Gilbert soupira et attrapa l'un des lièvres, le lançant sur son épaule libre. Il sentit brièvement une résistance qui céda bien vite. Cela lui fit cependant jeter un regard aux deux autres lièvres encore à terre, à côté desquels il trouva une sorte… d'enfant. Le petit avait des cheveux blonds sombres bouclés et il fixait l'humain avec un regard à la violine bleutée horrifiée. Ses oreilles canines étaient plaquées en arrière et il était recroquevillé, la queue entre les jambes, une main aux ongles longs et pointus encore tendue vers l'animal qu'il avait voulu voler. Il était squelettique, et deux crocs de chien étaient visibles dans sa bouche entrouverte. Pas un battement de cils, pas un frisson ; l'enfant était tétanisé et l'albinos se demanda si le jeune cœur de la créature n'était pas sur le point de lâcher.

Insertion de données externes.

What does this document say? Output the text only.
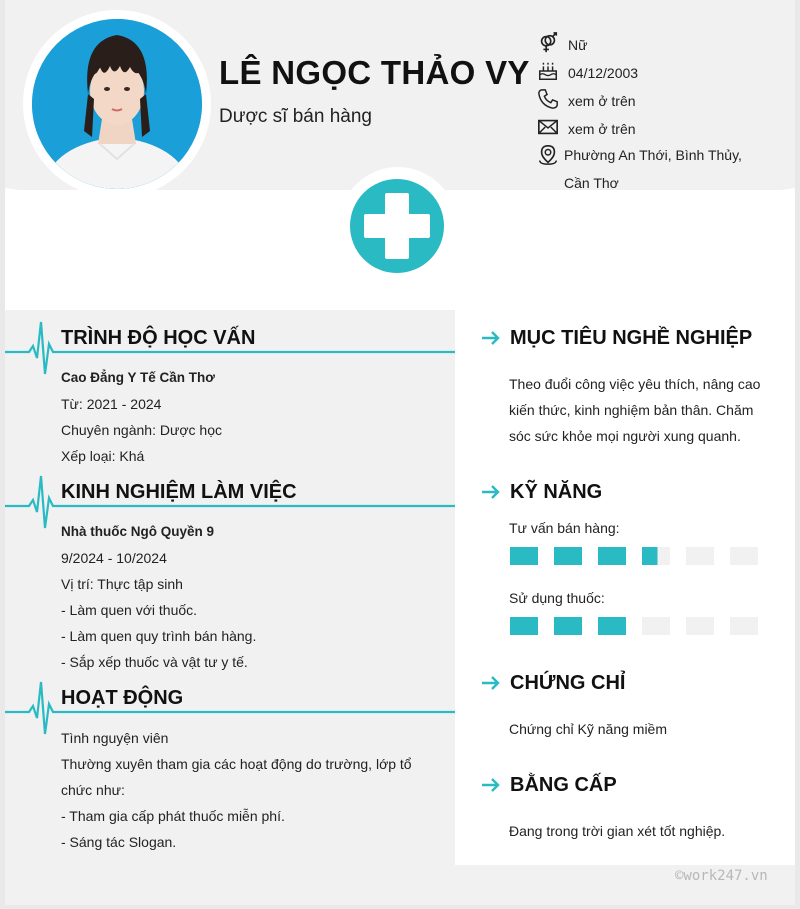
LÊ NGỌC THẢO VY
Dược sĩ bán hàng
Nữ
04/12/2003
xem ở trên
xem ở trên
Phường An Thới, Bình Thủy, Cần Thơ
TRÌNH ĐỘ HỌC VẤN
Cao Đẳng Y Tế Cần Thơ
Từ: 2021 - 2024
Chuyên ngành: Dược học
Xếp loại: Khá
KINH NGHIỆM LÀM VIỆC
Nhà thuốc Ngô Quyền 9
9/2024 - 10/2024
Vị trí: Thực tập sinh
- Làm quen với thuốc.
- Làm quen quy trình bán hàng.
- Sắp xếp thuốc và vật tư y tế.
HOẠT ĐỘNG
Tình nguyện viên
Thường xuyên tham gia các hoạt động do trường, lớp tổ
chức như:
- Tham gia cấp phát thuốc miễn phí.
- Sáng tác Slogan.
MỤC TIÊU NGHỀ NGHIỆP
Theo đuổi công việc yêu thích, nâng cao
kiến thức, kinh nghiệm bản thân. Chăm
sóc sức khỏe mọi người xung quanh.
KỸ NĂNG
Tư vấn bán hàng:
Sử dụng thuốc:
CHỨNG CHỈ
Chứng chỉ Kỹ năng miềm
BẰNG CẤP
Đang trong trời gian xét tốt nghiệp.
©work247.vn
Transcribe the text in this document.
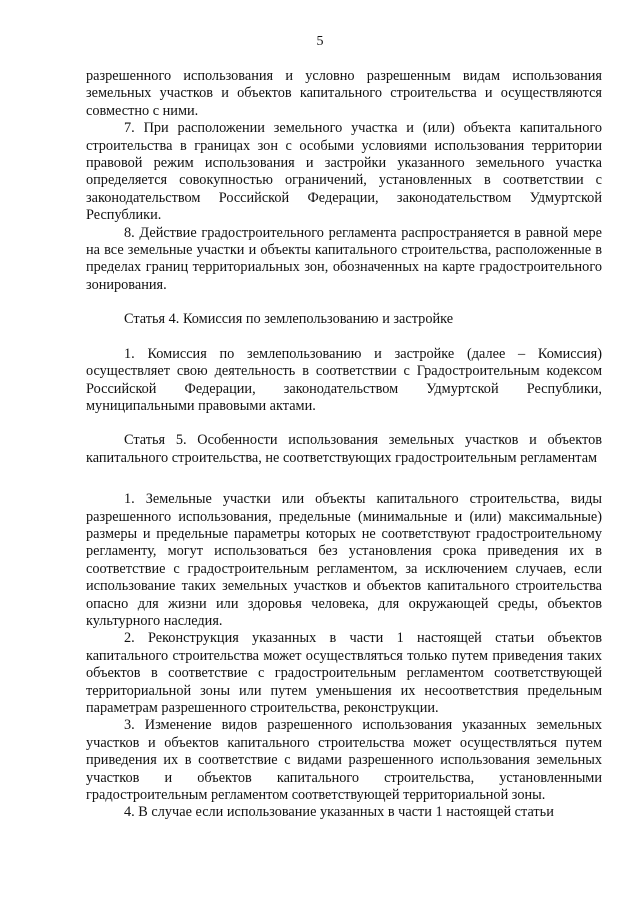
5

разрешенного использования и условно разрешенным видам использования земельных участков и объектов капитального строительства и осуществляются совместно с ними.

7. При расположении земельного участка и (или) объекта капитального строительства в границах зон с особыми условиями использования территории правовой режим использования и застройки указанного земельного участка определяется совокупностью ограничений, установленных в соответствии с законодательством Российской Федерации, законодательством Удмуртской Республики.

8. Действие градостроительного регламента распространяется в равной мере на все земельные участки и объекты капитального строительства, расположенные в пределах границ территориальных зон, обозначенных на карте градостроительного зонирования.

Статья 4. Комиссия по землепользованию и застройке

1. Комиссия по землепользованию и застройке (далее – Комиссия) осуществляет свою деятельность в соответствии с Градостроительным кодексом Российской Федерации, законодательством Удмуртской Республики, муниципальными правовыми актами.

Статья 5. Особенности использования земельных участков и объектов капитального строительства, не соответствующих градостроительным регламентам

1. Земельные участки или объекты капитального строительства, виды разрешенного использования, предельные (минимальные и (или) максимальные) размеры и предельные параметры которых не соответствуют градостроительному регламенту, могут использоваться без установления срока приведения их в соответствие с градостроительным регламентом, за исключением случаев, если использование таких земельных участков и объектов капитального строительства опасно для жизни или здоровья человека, для окружающей среды, объектов культурного наследия.

2. Реконструкция указанных в части 1 настоящей статьи объектов капитального строительства может осуществляться только путем приведения таких объектов в соответствие с градостроительным регламентом соответствующей территориальной зоны или путем уменьшения их несоответствия предельным параметрам разрешенного строительства, реконструкции.

3. Изменение видов разрешенного использования указанных земельных участков и объектов капитального строительства может осуществляться путем приведения их в соответствие с видами разрешенного использования земельных участков и объектов капитального строительства, установленными градостроительным регламентом соответствующей территориальной зоны.

4. В случае если использование указанных в части 1 настоящей статьи
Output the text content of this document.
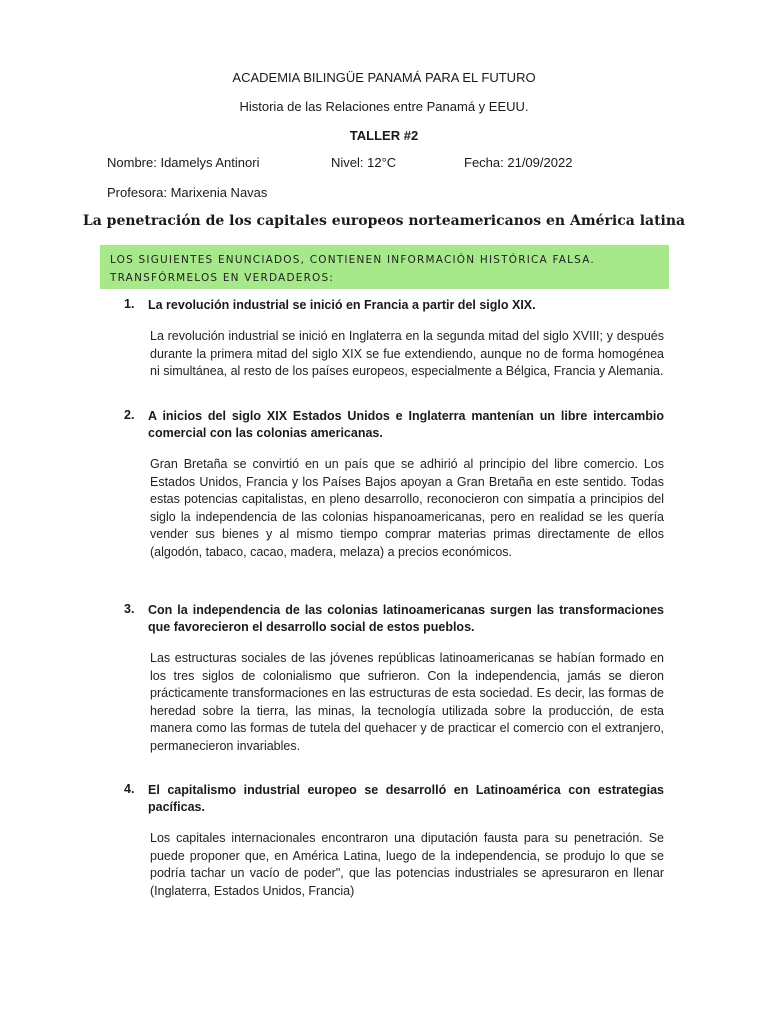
ACADEMIA BILINGÜE PANAMÁ PARA EL FUTURO
Historia de las Relaciones entre Panamá y EEUU.
TALLER #2
Nombre: Idamelys Antinori	Nivel: 12°C	Fecha: 21/09/2022
Profesora: Marixenia Navas
La penetración de los capitales europeos norteamericanos en América latina
LOS SIGUIENTES ENUNCIADOS, CONTIENEN INFORMACIÓN HISTÓRICA FALSA.
TRANSFÓRMELOS EN VERDADEROS:
1. La revolución industrial se inició en Francia a partir del siglo XIX.
La revolución industrial se inició en Inglaterra en la segunda mitad del siglo XVIII; y después durante la primera mitad del siglo XIX se fue extendiendo, aunque no de forma homogénea ni simultánea, al resto de los países europeos, especialmente a Bélgica, Francia y Alemania.
2. A inicios del siglo XIX Estados Unidos e Inglaterra mantenían un libre intercambio comercial con las colonias americanas.
Gran Bretaña se convirtió en un país que se adhirió al principio del libre comercio. Los Estados Unidos, Francia y los Países Bajos apoyan a Gran Bretaña en este sentido. Todas estas potencias capitalistas, en pleno desarrollo, reconocieron con simpatía a principios del siglo la independencia de las colonias hispanoamericanas, pero en realidad se les quería vender sus bienes y al mismo tiempo comprar materias primas directamente de ellos (algodón, tabaco, cacao, madera, melaza) a precios económicos.
3. Con la independencia de las colonias latinoamericanas surgen las transformaciones que favorecieron el desarrollo social de estos pueblos.
Las estructuras sociales de las jóvenes repúblicas latinoamericanas se habían formado en los tres siglos de colonialismo que sufrieron. Con la independencia, jamás se dieron prácticamente transformaciones en las estructuras de esta sociedad. Es decir, las formas de heredad sobre la tierra, las minas, la tecnología utilizada sobre la producción, de esta manera como las formas de tutela del quehacer y de practicar el comercio con el extranjero, permanecieron invariables.
4. El capitalismo industrial europeo se desarrolló en Latinoamérica con estrategias pacíficas.
Los capitales internacionales encontraron una diputación fausta para su penetración. Se puede proponer que, en América Latina, luego de la independencia, se produjo lo que se podría tachar un vacío de poder", que las potencias industriales se apresuraron en llenar (Inglaterra, Estados Unidos, Francia)
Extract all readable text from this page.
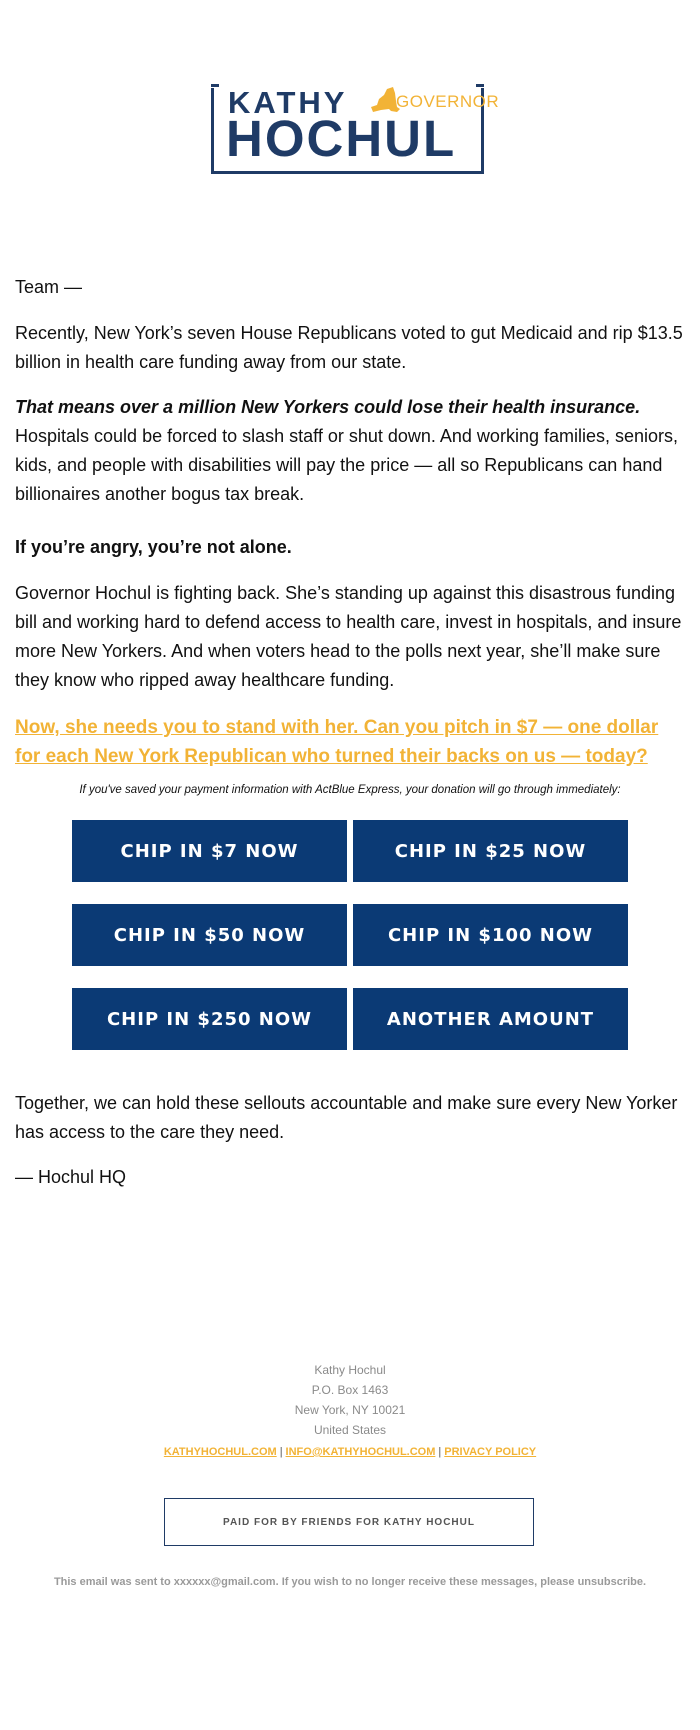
KATHY	GOVERNOR
HOCHUL

Team —

Recently, New York’s seven House Republicans voted to gut Medicaid and rip $13.5 billion in health care funding away from our state.

That means over a million New Yorkers could lose their health insurance. Hospitals could be forced to slash staff or shut down. And working families, seniors, kids, and people with disabilities will pay the price — all so Republicans can hand billionaires another bogus tax break.

If you’re angry, you’re not alone.

Governor Hochul is fighting back. She’s standing up against this disastrous funding bill and working hard to defend access to health care, invest in hospitals, and insure more New Yorkers. And when voters head to the polls next year, she’ll make sure they know who ripped away healthcare funding.

Now, she needs you to stand with her. Can you pitch in $7 — one dollar for each New York Republican who turned their backs on us — today?
If you've saved your payment information with ActBlue Express, your donation will go through immediately:
CHIP IN $7 NOW	CHIP IN $25 NOW
CHIP IN $50 NOW	CHIP IN $100 NOW
CHIP IN $250 NOW	ANOTHER AMOUNT

Together, we can hold these sellouts accountable and make sure every New Yorker has access to the care they need.

— Hochul HQ

Kathy Hochul
P.O. Box 1463
New York, NY 10021
United States
KATHYHOCHUL.COM | INFO@KATHYHOCHUL.COM | PRIVACY POLICY
PAID FOR BY FRIENDS FOR KATHY HOCHUL
This email was sent to xxxxxx@gmail.com. If you wish to no longer receive these messages, please unsubscribe.
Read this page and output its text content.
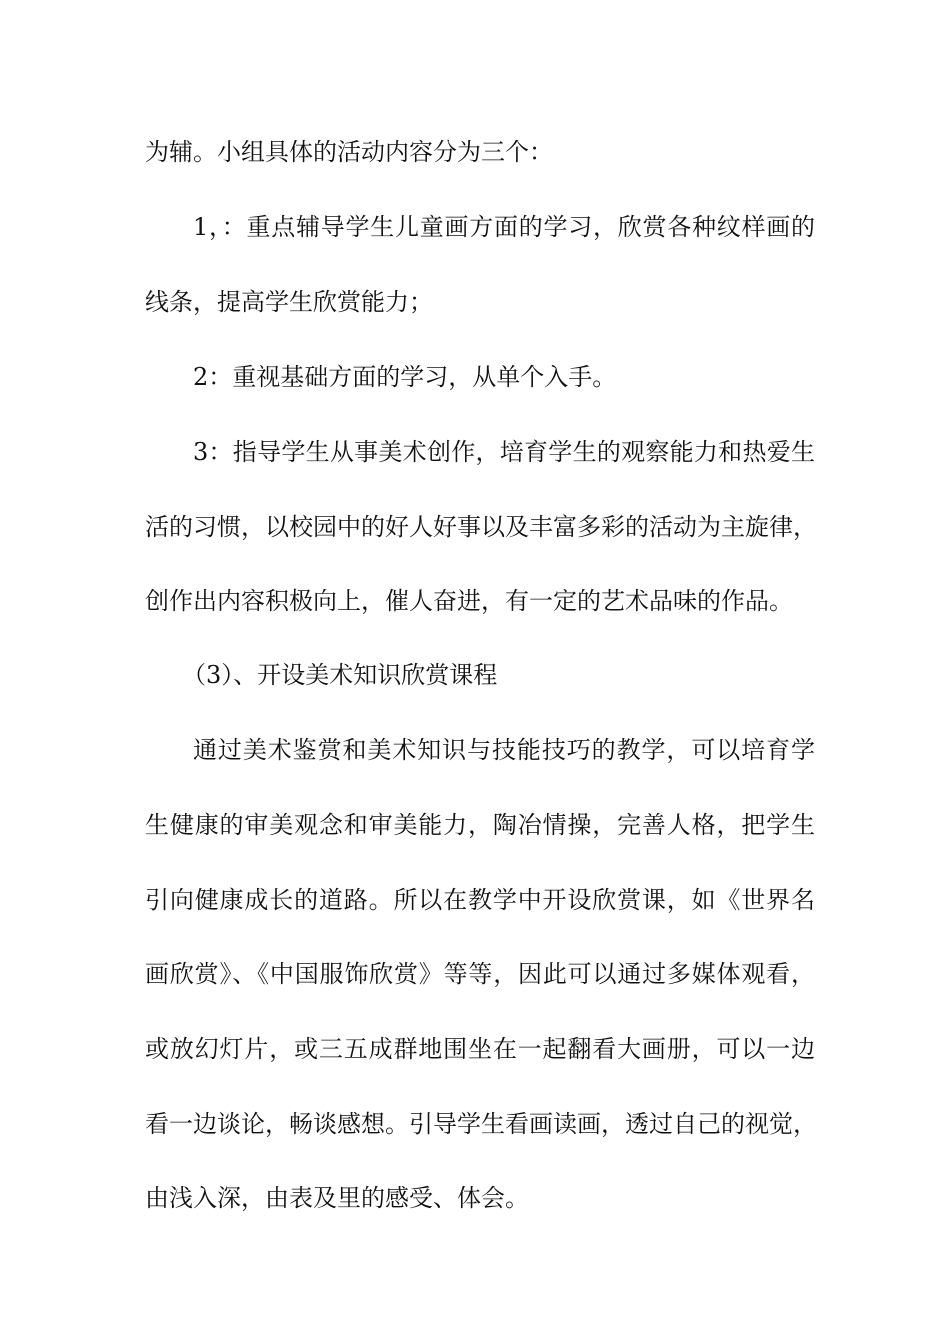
为辅。小组具体的活动内容分为三个：
1，：重点辅导学生儿童画方面的学习，欣赏各种纹样画的
线条，提高学生欣赏能力；
2：重视基础方面的学习，从单个入手。
3：指导学生从事美术创作，培育学生的观察能力和热爱生
活的习惯，以校园中的好人好事以及丰富多彩的活动为主旋律，
创作出内容积极向上，催人奋进，有一定的艺术品味的作品。
（3）、开设美术知识欣赏课程
通过美术鉴赏和美术知识与技能技巧的教学，可以培育学
生健康的审美观念和审美能力，陶冶情操，完善人格，把学生
引向健康成长的道路。所以在教学中开设欣赏课，如《世界名
画欣赏》、《中国服饰欣赏》等等，因此可以通过多媒体观看，
或放幻灯片，或三五成群地围坐在一起翻看大画册，可以一边
看一边谈论，畅谈感想。引导学生看画读画，透过自己的视觉，
由浅入深，由表及里的感受、体会。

Il y eut alors des cris humains, puis un jappement infernal. Gilbert se leva, attrapa les deux autres lièvres et prit la direction de ce qui s'était mué en hurlement. Il arma son fusil tout en courant et en fendant la végétation. Lorsqu'il arriva à destination, il trouva deux hommes. L'un était à terre, le mollet en sang, l'autre tenait une bête semblable à celle que l'albinos venait de rencontrer par la queue. La bestiole se débattait, jappant, hurlant, les traits tordus par la colère et la douleur. Il n'y avait pas tant de peur dans ses yeux bleus que de honte, et malgré sa situation précaire, elle posait quand même régulièrement un regard affamé sur l'oiseau qui pendait au bout du piège accroché à la branche de l'arbre non loin.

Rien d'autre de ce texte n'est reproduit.